Opponents of SB 4 call it a “show me your papers” measure.
It allows law enforcement to ask the immigration status of those detained. This could include those arrested for a crime or those stopped because of a traffic violation.
Many say, there is a heightened sense of worry among the migrant community.
The Sunday evening crowd strolled through Harry Hines Bazaar in Dallas and walked out into a new Texas.
“Really upset," said Annette Perez after being told Governor Greg Abbott signed SB 4 Sunday evening.
“I'm really scared because one day what if immigration goes to my house and takes my husband because he's not from here," she said.
Perez fears for her undocumented husband's future.
He works to support their three American children.
In recent months some colleges in North Texas have stepped forward to welcome undocumented students and staff. The measure bans so-called “sanctuary campuses” as well.
“I'm very shocked and very disappointed in our government,” said Melissa Jaramillo.

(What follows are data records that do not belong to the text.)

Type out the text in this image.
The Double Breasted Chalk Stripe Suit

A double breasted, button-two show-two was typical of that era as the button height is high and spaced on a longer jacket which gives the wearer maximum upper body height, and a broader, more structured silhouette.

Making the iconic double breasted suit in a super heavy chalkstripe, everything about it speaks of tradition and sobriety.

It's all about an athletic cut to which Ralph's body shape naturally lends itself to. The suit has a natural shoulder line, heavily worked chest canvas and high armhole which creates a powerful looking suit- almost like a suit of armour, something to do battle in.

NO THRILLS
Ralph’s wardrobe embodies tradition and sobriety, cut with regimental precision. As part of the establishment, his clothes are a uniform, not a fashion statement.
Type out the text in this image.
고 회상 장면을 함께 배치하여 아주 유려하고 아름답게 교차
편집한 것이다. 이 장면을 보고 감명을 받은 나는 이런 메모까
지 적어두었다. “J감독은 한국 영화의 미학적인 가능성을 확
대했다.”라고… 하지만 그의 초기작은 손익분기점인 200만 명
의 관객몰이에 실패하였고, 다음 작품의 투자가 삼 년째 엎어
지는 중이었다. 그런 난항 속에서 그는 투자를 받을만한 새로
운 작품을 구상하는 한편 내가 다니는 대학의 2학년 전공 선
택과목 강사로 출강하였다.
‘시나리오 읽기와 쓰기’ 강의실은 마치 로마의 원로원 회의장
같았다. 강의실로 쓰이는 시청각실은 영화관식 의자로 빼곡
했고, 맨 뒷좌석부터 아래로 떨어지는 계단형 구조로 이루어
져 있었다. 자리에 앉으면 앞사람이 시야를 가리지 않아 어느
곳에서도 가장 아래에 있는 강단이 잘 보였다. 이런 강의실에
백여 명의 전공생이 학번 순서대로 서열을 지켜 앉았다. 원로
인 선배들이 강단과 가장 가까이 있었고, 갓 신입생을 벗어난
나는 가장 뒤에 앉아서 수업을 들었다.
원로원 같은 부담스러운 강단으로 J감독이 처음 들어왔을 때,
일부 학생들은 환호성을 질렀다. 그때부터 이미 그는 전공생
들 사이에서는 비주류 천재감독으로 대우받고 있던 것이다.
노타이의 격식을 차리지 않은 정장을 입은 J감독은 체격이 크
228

Some quickly brought up the effect they think this measure will have, something even law enforcement agencies have warned about.
“There's going to be more crime because nobody's going to call the police anymore to report when there's a crime,” said Jose Contreras. “How are you going to call the police and report something they're going to start asking you for your papers?”
“If they see a crime they're going to be afraid to call and ask for help," said Jaramillo.
The ACLU of Texas released a statement saying SB 4 has already had a negative impact on victims of rape and domestic abuse. In Houston, for example, the organization says the number of Hispanics reporting rape fell 24% from last year.